It's really so thick on top... Actually for six months, for those who can read well comprehensively. How can the RIVM people be so blind? I understand it from the politicians; In my environment there are also plenty of intelligent people (including doctors, judges, lawyers, coaches, decision-makers, government officials) who still know how to blow their horns. They assume that they are up to date and well informed: they keep up with current affairs and talk shows and read quality newspapers. That's difficult to talk.
In this article, the first page discusses a classic misconception about the size of the (micro) droplets. Classically, floating microdroplets were defined as smaller than 5 nanometers. It was later found that even droplets larger than 50 nanometers remain floating. This has far-reaching consequences for, for example, the amount of virus that can be transported and transmission behaviour. The word "drops" is unclearly defined, virologists use it all the time and that ambiguity is partly responsible for one of the biggest disasters in a hundred years.
I hope Jaap van Dissel will never say that by 'drops' he also meant those microdroplets.
The link to the MedScape is further on. At the bottom of the Medscape page is a 'Next' button. All frequently heard counterarguments against aerosols are dissected there by Prof. Jimenez.
Some examples, point by point:
- Drops vs micro drops. If the particles described by WHO really fell to the ground, pollen allergy would not exist.
- The distance rule that the droplet theory is supposed to prove actually causes dilution of the inhaled aerosols.
- For decades, virologists have refused to accept that measles and tuberculosis went through the air. With exactly the same arguments as they now use to deny aerosol transmission. Tuberculosis was later found to be infected exclusively through the air.
- Virologists say that only viruses with a high infection rate (high R0) are transmitted via aerosols. There is no ground for this. Of course, the most dangerous diseases are the best studied – always resulting in aerosol transmission.

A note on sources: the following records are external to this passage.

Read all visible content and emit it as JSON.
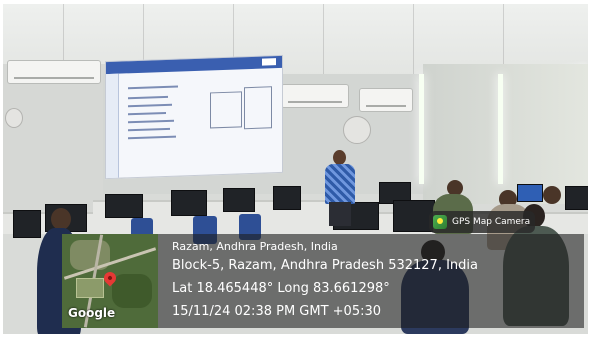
{
  "photo": {
    "scene": "classroom-presentation"
  },
  "camera_badge": {
    "app_name": "GPS Map Camera",
    "icon": "gps-camera-icon"
  },
  "location": {
    "place": "Razam, Andhra Pradesh, India",
    "address": "Block-5, Razam, Andhra Pradesh 532127, India",
    "coordinates": "Lat 18.465448° Long 83.661298°",
    "datetime": "15/11/24 02:38 PM GMT +05:30"
  },
  "map": {
    "attribution": "Google",
    "pin_icon": "map-pin-icon",
    "pin_color": "#e53935"
  }
}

- Variables such as dilution, emission variations per carrier and per infection phase, viral load, individual immune responses provide a variety of images in Covid-19. That makes it more difficult than, for example, with measles, where almost everyone who comes into contact with it gets sick. It is nonsense to require the measles characteristic before aerosols are accepted.
- Under favorable conditions, reproduction values (R0) of 20 to 25 have been reached in Covid-19 infections. That is unthinkable without airborne contamination.